Это не значит, что автор трактата «О возвышенном» не проникнут до мозга костей страстным преклонением перед эллинской традицией. Гомер, Сапфо, Пиндар, Софокл, Демосфен — его кумиры; величественная древность, рядом с которой особенно проступает духовная несвобода современности, — его святыня. Но боготворимое им наследие лучших времен эллинства есть для него не «классика», как ее понимает всякий «классицизм» (появившийся в самом раннем из своих обличий как раз тогда)[98], не собрание непогрешимейших образцов самодовлеющего литераторства, не самовыявление академически понятой «красоты». Его привлекает не столько безупречность красоты, сколько безмерность величия. Вот почему рядом с давно осознанным и выкристаллизовавшимся в эстетической рефлексии идеалом «прекрасного» (то καλόν) он ставит другой идеал, осознанный им, по сути дела, как корректив к первому: идеал «возвышенного» (τό ύψος)[99]. Термин «возвышенное» для нас стерт и легко ассоциируется с безжизненной академичностью, но для Псевдо-Лонгина дело обстояло как раз наоборот: то ΰψος — это та неимоверность жизненной стихии, те крутизны и бездны духовного мира, которые слишком высоки и глубоки, чтобы уместиться в пределы категории «прекрасного». Эти крутизны и бездны автор тракта «О возвышенном» искал у своих любимых греческих авторов — но не только у них. Ибо в главе IX (§ 9) немедленно после разбора одного пассажа из «Илиады» мы читаем:
«...Так и законодатель иудеев, человек незаурядный, по достоинству постиг и выразил мощь божества, написав в самом начале своих законов: “Сказал Бог”. И что же Он сказал: “Да будет свет”, и был свет; “Да будет земля”, и была земля».
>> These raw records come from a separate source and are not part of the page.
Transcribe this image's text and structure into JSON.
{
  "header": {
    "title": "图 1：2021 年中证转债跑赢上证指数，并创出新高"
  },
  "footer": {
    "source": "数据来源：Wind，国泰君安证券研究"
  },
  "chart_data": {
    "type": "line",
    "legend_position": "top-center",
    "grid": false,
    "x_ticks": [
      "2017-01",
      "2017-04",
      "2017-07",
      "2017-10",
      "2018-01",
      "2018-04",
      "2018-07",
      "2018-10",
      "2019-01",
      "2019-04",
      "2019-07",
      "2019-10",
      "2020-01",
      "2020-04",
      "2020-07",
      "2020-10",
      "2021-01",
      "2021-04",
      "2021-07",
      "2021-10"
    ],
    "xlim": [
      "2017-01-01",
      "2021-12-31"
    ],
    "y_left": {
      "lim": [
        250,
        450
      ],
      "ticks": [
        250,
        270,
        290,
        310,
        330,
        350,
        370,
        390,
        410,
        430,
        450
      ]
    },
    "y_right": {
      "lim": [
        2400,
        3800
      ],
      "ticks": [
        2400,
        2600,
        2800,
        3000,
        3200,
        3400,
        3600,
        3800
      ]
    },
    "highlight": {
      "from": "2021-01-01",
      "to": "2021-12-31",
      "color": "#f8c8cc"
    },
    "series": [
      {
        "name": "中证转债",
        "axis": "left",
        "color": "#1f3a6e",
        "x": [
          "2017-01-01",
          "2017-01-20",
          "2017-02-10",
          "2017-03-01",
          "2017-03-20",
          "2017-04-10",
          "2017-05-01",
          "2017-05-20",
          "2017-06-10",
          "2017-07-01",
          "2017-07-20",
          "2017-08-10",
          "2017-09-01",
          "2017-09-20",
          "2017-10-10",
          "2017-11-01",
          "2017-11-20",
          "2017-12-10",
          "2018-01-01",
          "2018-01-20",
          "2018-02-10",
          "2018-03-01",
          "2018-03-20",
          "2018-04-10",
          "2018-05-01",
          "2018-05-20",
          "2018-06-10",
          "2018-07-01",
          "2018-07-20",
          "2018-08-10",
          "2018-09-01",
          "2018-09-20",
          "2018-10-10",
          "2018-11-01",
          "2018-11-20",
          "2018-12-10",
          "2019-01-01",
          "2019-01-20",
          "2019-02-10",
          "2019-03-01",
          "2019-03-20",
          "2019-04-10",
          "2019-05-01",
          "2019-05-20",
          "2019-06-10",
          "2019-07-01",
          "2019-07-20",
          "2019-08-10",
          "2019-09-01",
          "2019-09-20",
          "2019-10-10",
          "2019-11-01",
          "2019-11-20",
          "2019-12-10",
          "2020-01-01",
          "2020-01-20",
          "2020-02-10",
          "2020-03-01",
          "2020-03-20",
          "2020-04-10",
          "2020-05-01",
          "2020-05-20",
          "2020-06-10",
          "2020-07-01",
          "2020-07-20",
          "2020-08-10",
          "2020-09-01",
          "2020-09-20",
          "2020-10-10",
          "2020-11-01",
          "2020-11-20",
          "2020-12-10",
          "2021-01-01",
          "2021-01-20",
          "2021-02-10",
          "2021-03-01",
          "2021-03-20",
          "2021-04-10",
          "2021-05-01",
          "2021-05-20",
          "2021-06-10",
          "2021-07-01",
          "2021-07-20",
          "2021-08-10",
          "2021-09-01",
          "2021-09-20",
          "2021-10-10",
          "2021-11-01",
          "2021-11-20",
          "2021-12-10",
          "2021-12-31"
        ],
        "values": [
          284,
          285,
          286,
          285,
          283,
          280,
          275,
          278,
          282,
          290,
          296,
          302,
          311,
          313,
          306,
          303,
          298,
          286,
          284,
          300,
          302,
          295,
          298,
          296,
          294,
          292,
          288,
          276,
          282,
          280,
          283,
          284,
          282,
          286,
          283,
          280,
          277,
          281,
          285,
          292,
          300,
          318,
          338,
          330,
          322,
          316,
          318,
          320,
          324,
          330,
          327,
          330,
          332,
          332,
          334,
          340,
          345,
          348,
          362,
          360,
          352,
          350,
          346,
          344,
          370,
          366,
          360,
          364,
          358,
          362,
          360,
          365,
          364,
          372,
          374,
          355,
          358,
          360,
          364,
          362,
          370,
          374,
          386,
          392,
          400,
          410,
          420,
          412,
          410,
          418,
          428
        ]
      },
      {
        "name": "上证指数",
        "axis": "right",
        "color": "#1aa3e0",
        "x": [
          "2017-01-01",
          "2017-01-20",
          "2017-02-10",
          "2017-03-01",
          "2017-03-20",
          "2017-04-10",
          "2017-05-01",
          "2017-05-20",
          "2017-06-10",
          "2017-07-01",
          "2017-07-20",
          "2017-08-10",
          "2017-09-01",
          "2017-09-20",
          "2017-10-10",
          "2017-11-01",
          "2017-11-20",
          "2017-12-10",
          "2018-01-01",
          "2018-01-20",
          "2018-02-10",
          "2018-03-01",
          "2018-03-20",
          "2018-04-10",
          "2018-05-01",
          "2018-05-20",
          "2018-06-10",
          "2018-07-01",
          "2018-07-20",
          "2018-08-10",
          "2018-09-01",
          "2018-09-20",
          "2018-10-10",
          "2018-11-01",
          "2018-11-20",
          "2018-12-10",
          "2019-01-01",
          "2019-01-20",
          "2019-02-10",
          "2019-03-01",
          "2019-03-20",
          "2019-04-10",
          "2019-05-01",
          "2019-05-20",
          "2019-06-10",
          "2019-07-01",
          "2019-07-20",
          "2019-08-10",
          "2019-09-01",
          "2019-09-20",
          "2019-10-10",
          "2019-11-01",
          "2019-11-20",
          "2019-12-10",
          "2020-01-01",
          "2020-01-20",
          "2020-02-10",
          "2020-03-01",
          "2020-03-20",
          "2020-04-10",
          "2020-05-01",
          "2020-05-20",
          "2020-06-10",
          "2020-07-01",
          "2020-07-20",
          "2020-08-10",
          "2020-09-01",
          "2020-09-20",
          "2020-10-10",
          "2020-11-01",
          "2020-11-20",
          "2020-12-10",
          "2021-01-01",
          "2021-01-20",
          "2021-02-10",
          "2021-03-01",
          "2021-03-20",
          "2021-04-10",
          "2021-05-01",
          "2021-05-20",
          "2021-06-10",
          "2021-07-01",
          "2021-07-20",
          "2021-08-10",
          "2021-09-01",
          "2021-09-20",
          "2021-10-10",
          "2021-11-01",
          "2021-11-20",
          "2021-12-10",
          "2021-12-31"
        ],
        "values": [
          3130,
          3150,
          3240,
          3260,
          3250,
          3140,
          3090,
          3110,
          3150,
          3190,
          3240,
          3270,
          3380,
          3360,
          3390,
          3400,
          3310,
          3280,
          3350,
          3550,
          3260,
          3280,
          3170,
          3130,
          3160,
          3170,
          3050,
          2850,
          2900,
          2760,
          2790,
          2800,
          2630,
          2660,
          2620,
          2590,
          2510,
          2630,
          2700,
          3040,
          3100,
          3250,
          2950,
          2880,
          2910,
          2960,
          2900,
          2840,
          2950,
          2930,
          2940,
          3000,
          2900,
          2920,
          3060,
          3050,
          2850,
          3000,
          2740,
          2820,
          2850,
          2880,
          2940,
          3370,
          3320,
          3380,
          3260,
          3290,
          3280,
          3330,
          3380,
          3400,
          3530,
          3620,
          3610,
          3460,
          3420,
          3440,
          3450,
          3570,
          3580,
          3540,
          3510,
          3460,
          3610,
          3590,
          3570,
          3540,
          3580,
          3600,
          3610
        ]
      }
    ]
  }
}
Единственное в своем роде значение этого места не может быть ослаблено тем, что Псевдо-Лонгин цитировал «Книгу Бытия», как мы видим, отнюдь не точно и, во всей видимости, не имел под руками текст Септуагинты, когда писал эти строки. Допустим даже, как это не раз делалось, что цитата вообще заимствована из вторых рук (например, взята из опровергаемого Псевдо-Лонгином трактата Кекилия, по свидетельству Суды, верующего иудея[100], или сообщена автору Филоном Александрийским во время приезда последнего в Рим в 41 г.[101]).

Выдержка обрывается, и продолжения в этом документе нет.